Saturday, May 01, 2010

Cambodian crackdown decimates illegal pharmacies

Securing Pharma
Phil Taylor

The Cambodian government has completed a major anti-counterfeiting operation which has led to the closure of around 65 per cent of the illegal pharmacies operating in the country, according to the US Pharmacopeia.

Five manufacturers have also been banned from supplying products in Cambodia, said the USP, which supported the operation via its work on the Promoting the Quality of Medicines (PQM) project, funded by the US Agency for International Development (USAID).

The crackdown, conducted over five months, targeted the illegal pharmacies because of evidence they were "among the primary sources of substandard and counterfeit medicines in the country," said the USP in a statement.

Between November 2009 and March 2010 the number of illegal pharmacies in operation was slashed from 1,081 to 379, according to data from the Cambodian Ministry of Health.

The operation is a major success for Cambodia's Inter-Ministerial Committee to Fight against Counterfeit & Substandard Medicines (IMC), which was set up in 2005 after a study showed that 16.2 per cent of malaria drugs sampled from retail pharmacy outlets in four Cambodian provinces were of poor quality.

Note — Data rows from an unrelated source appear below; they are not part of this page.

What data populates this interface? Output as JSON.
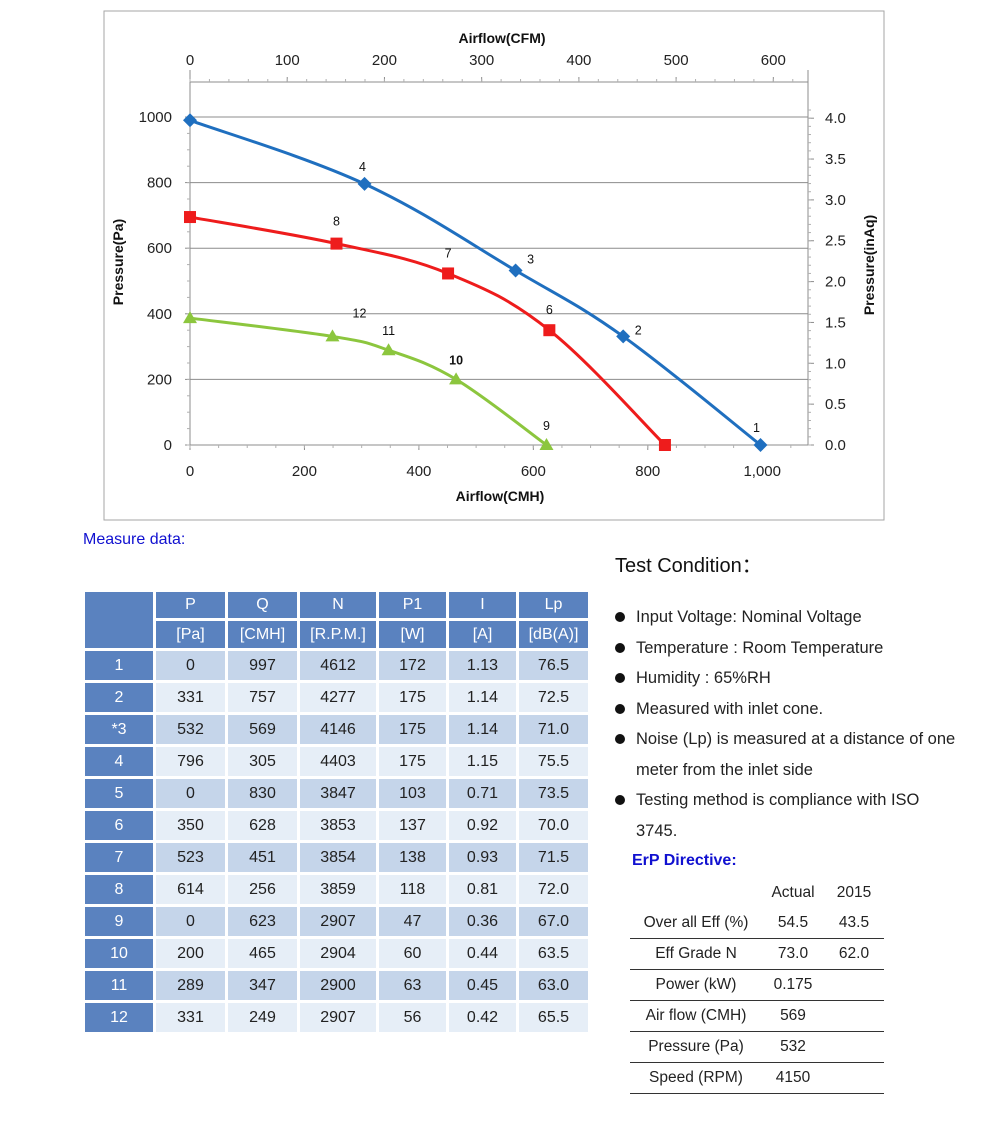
{
  "chart_data": {
    "type": "line",
    "x_bottom_label": "Airflow(CMH)",
    "x_top_label": "Airflow(CFM)",
    "y_left_label": "Pressure(Pa)",
    "y_right_label": "Pressure(inAq)",
    "x_bottom_ticks": [
      "0",
      "200",
      "400",
      "600",
      "800",
      "1,000"
    ],
    "x_top_ticks": [
      "0",
      "100",
      "200",
      "300",
      "400",
      "500",
      "600"
    ],
    "y_left_ticks": [
      "0",
      "200",
      "400",
      "600",
      "800",
      "1000"
    ],
    "y_right_ticks": [
      "0.0",
      "0.5",
      "1.0",
      "1.5",
      "2.0",
      "2.5",
      "3.0",
      "3.5",
      "4.0"
    ],
    "xlim": [
      0,
      1080
    ],
    "ylim": [
      0,
      1000
    ],
    "grid": true,
    "series": [
      {
        "color": "#1f6fbf",
        "marker": "diamond",
        "points": [
          {
            "x": 0,
            "y": 990,
            "label": ""
          },
          {
            "x": 305,
            "y": 796,
            "label": "4"
          },
          {
            "x": 569,
            "y": 532,
            "label": "3"
          },
          {
            "x": 757,
            "y": 331,
            "label": "2"
          },
          {
            "x": 997,
            "y": 0,
            "label": "1"
          }
        ]
      },
      {
        "color": "#ee1c1c",
        "marker": "square",
        "points": [
          {
            "x": 0,
            "y": 695,
            "label": ""
          },
          {
            "x": 256,
            "y": 614,
            "label": "8"
          },
          {
            "x": 451,
            "y": 523,
            "label": "7"
          },
          {
            "x": 628,
            "y": 350,
            "label": "6"
          },
          {
            "x": 830,
            "y": 0,
            "label": ""
          }
        ]
      },
      {
        "color": "#8cc63e",
        "marker": "triangle",
        "points": [
          {
            "x": 0,
            "y": 387,
            "label": ""
          },
          {
            "x": 249,
            "y": 331,
            "label": "12"
          },
          {
            "x": 347,
            "y": 289,
            "label": "11"
          },
          {
            "x": 465,
            "y": 200,
            "label": "10"
          },
          {
            "x": 623,
            "y": 0,
            "label": "9"
          }
        ]
      }
    ]
  },
  "measure": {
    "title": "Measure data:",
    "header_top": [
      "P",
      "Q",
      "N",
      "P1",
      "I",
      "Lp"
    ],
    "header_units": [
      "[Pa]",
      "[CMH]",
      "[R.P.M.]",
      "[W]",
      "[A]",
      "[dB(A)]"
    ],
    "rows": [
      [
        "1",
        "0",
        "997",
        "4612",
        "172",
        "1.13",
        "76.5"
      ],
      [
        "2",
        "331",
        "757",
        "4277",
        "175",
        "1.14",
        "72.5"
      ],
      [
        "*3",
        "532",
        "569",
        "4146",
        "175",
        "1.14",
        "71.0"
      ],
      [
        "4",
        "796",
        "305",
        "4403",
        "175",
        "1.15",
        "75.5"
      ],
      [
        "5",
        "0",
        "830",
        "3847",
        "103",
        "0.71",
        "73.5"
      ],
      [
        "6",
        "350",
        "628",
        "3853",
        "137",
        "0.92",
        "70.0"
      ],
      [
        "7",
        "523",
        "451",
        "3854",
        "138",
        "0.93",
        "71.5"
      ],
      [
        "8",
        "614",
        "256",
        "3859",
        "118",
        "0.81",
        "72.0"
      ],
      [
        "9",
        "0",
        "623",
        "2907",
        "47",
        "0.36",
        "67.0"
      ],
      [
        "10",
        "200",
        "465",
        "2904",
        "60",
        "0.44",
        "63.5"
      ],
      [
        "11",
        "289",
        "347",
        "2900",
        "63",
        "0.45",
        "63.0"
      ],
      [
        "12",
        "331",
        "249",
        "2907",
        "56",
        "0.42",
        "65.5"
      ]
    ]
  },
  "test_condition": {
    "title": "Test Condition：",
    "items": [
      "Input Voltage: Nominal Voltage",
      "Temperature : Room Temperature",
      "Humidity : 65%RH",
      "Measured with inlet cone.",
      "Noise (Lp) is measured at a distance of one meter from the inlet side",
      "Testing method is compliance with ISO 3745."
    ]
  },
  "erp": {
    "title": "ErP Directive:",
    "col_actual": "Actual",
    "col_2015": "2015",
    "rows": [
      {
        "label": "Over all Eff (%)",
        "actual": "54.5",
        "y2015": "43.5"
      },
      {
        "label": "Eff Grade N",
        "actual": "73.0",
        "y2015": "62.0"
      },
      {
        "label": "Power (kW)",
        "actual": "0.175",
        "y2015": ""
      },
      {
        "label": "Air flow (CMH)",
        "actual": "569",
        "y2015": ""
      },
      {
        "label": "Pressure (Pa)",
        "actual": "532",
        "y2015": ""
      },
      {
        "label": "Speed (RPM)",
        "actual": "4150",
        "y2015": ""
      }
    ]
  }
}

Since then, there has been an alarming decline in therapeutic efficacy of recommended first-line antimalarials, e.g. artemisinin-based combination therapies (ACTs) on the Cambodia-Thailand border which has been attributed to the prevalence of counterfeit and substandard antimalarial drugs, as well as general problems with healthcare provision.

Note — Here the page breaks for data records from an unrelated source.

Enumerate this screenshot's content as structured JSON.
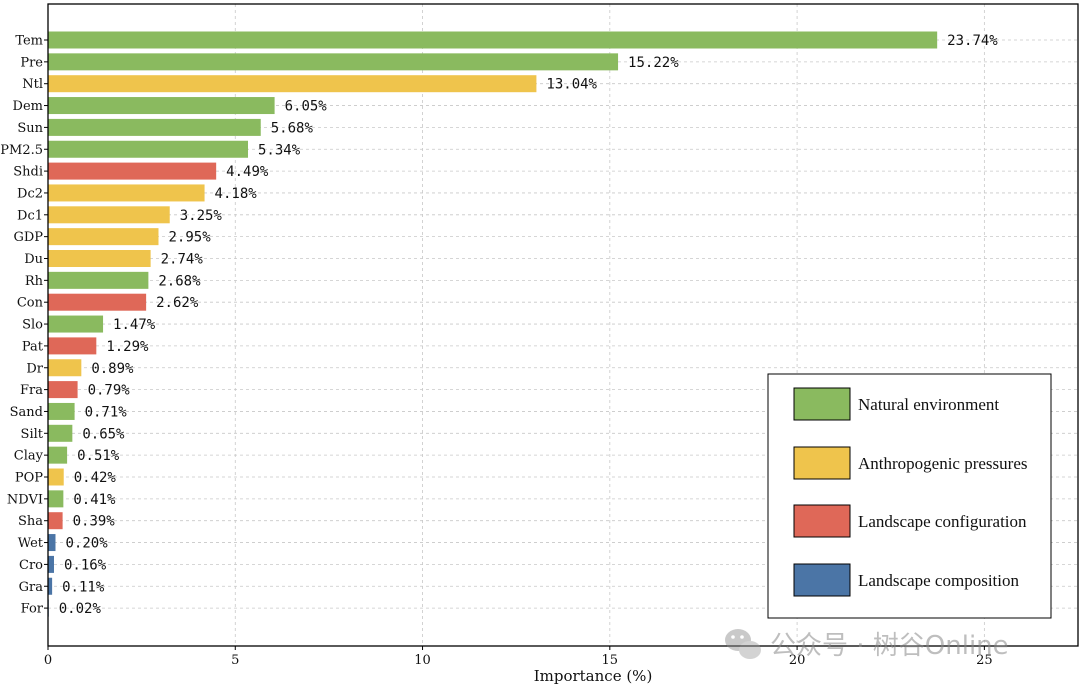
{
  "chart_data": {
    "type": "bar",
    "orientation": "horizontal",
    "xlabel": "Importance (%)",
    "ylabel": "",
    "xlim": [
      0,
      27.5
    ],
    "xticks": [
      0,
      5,
      10,
      15,
      20,
      25
    ],
    "grid": true,
    "legend_position": "bottom-right",
    "groups": [
      {
        "name": "Natural environment",
        "color": "#8aba5f"
      },
      {
        "name": "Anthropogenic pressures",
        "color": "#efc44c"
      },
      {
        "name": "Landscape configuration",
        "color": "#df6858"
      },
      {
        "name": "Landscape composition",
        "color": "#4b75a6"
      }
    ],
    "categories": [
      "Tem",
      "Pre",
      "Ntl",
      "Dem",
      "Sun",
      "PM2.5",
      "Shdi",
      "Dc2",
      "Dc1",
      "GDP",
      "Du",
      "Rh",
      "Con",
      "Slo",
      "Pat",
      "Dr",
      "Fra",
      "Sand",
      "Silt",
      "Clay",
      "POP",
      "NDVI",
      "Sha",
      "Wet",
      "Cro",
      "Gra",
      "For"
    ],
    "values": [
      23.74,
      15.22,
      13.04,
      6.05,
      5.68,
      5.34,
      4.49,
      4.18,
      3.25,
      2.95,
      2.74,
      2.68,
      2.62,
      1.47,
      1.29,
      0.89,
      0.79,
      0.71,
      0.65,
      0.51,
      0.42,
      0.41,
      0.39,
      0.2,
      0.16,
      0.11,
      0.02
    ],
    "value_labels": [
      "23.74%",
      "15.22%",
      "13.04%",
      "6.05%",
      "5.68%",
      "5.34%",
      "4.49%",
      "4.18%",
      "3.25%",
      "2.95%",
      "2.74%",
      "2.68%",
      "2.62%",
      "1.47%",
      "1.29%",
      "0.89%",
      "0.79%",
      "0.71%",
      "0.65%",
      "0.51%",
      "0.42%",
      "0.41%",
      "0.39%",
      "0.20%",
      "0.16%",
      "0.11%",
      "0.02%"
    ],
    "group_index": [
      0,
      0,
      1,
      0,
      0,
      0,
      2,
      1,
      1,
      1,
      1,
      0,
      2,
      0,
      2,
      1,
      2,
      0,
      0,
      0,
      1,
      0,
      2,
      3,
      3,
      3,
      3
    ]
  },
  "watermark": {
    "text": "公众号 · 树谷Online",
    "icon": "wechat-icon"
  }
}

The counterfeiters have also become increasingly sophisticated, carrying various types of fake holograms, and researchers headed by Paul Newton at the Centre for Tropical Medicine in Oxford, UK, have been engaged in chemical, mineralogical, biological, and packaging studies which indicate at least some the counterfeits were manufactured in the southeast region of China.

And the problem is also not confined to malaria drugs. More recently, a similar survey of antihelminthic medicines used to treat parasitic worm infections, published in the journal Tropical Medicine & International Health (May 2010), revealed that around 4 per cent of samples collected from private drug outlets were fake.

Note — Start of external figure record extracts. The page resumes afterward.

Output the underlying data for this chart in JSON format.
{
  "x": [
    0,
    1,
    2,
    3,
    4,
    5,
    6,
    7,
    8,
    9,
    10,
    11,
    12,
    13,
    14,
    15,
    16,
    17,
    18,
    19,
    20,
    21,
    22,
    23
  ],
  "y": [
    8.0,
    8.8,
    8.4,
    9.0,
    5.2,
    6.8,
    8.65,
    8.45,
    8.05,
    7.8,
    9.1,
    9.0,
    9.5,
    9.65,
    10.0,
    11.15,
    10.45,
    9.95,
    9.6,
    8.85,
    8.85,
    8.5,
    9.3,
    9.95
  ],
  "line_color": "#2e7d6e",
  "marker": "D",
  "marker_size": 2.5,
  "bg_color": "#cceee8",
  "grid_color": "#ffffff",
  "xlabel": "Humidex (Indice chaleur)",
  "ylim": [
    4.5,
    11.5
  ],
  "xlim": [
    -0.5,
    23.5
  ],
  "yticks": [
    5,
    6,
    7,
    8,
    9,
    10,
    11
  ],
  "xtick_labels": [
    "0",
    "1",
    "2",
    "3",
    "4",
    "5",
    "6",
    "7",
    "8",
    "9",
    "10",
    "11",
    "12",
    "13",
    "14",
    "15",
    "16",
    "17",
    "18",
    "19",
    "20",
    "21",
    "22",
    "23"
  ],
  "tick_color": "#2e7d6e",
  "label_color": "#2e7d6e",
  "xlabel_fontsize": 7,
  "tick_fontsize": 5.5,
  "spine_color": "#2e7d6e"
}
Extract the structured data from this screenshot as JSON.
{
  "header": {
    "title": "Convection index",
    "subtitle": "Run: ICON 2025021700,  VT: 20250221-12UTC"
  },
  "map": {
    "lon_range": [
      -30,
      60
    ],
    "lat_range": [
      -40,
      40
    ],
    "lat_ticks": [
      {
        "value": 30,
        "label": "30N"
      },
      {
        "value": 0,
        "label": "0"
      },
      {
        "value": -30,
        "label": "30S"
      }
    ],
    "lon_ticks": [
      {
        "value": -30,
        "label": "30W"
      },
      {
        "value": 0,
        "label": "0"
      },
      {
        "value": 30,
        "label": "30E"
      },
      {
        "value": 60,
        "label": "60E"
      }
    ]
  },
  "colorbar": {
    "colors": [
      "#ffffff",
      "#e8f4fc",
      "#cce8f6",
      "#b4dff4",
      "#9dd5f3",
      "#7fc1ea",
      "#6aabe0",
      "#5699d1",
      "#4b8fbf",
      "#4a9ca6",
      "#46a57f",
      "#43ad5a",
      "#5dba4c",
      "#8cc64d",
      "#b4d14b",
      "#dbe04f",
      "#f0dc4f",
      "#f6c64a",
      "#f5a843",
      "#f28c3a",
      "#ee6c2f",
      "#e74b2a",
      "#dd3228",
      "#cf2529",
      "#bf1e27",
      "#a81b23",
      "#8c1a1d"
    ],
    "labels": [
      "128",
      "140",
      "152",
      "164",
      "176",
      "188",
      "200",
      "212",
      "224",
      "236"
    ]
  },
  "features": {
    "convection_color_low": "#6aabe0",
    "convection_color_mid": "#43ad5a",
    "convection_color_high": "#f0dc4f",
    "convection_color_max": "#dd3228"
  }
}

The emphasis of the PQM programme in the country is currently on antimalarials and antibiotics, according to the USP.

Meanwhile, through the IMC, Cambodia has also been running public awareness campaigns on television to warn of the dangers of counterfeits, focusing particularly on antimalarials, as well as alerts to warn healthcare professionals to be on the lookout.

Other partners in the latest operation included the World Health Organization (WHO) and the Global Fund to Fight AIDS, Tuberculosis, and Malaria.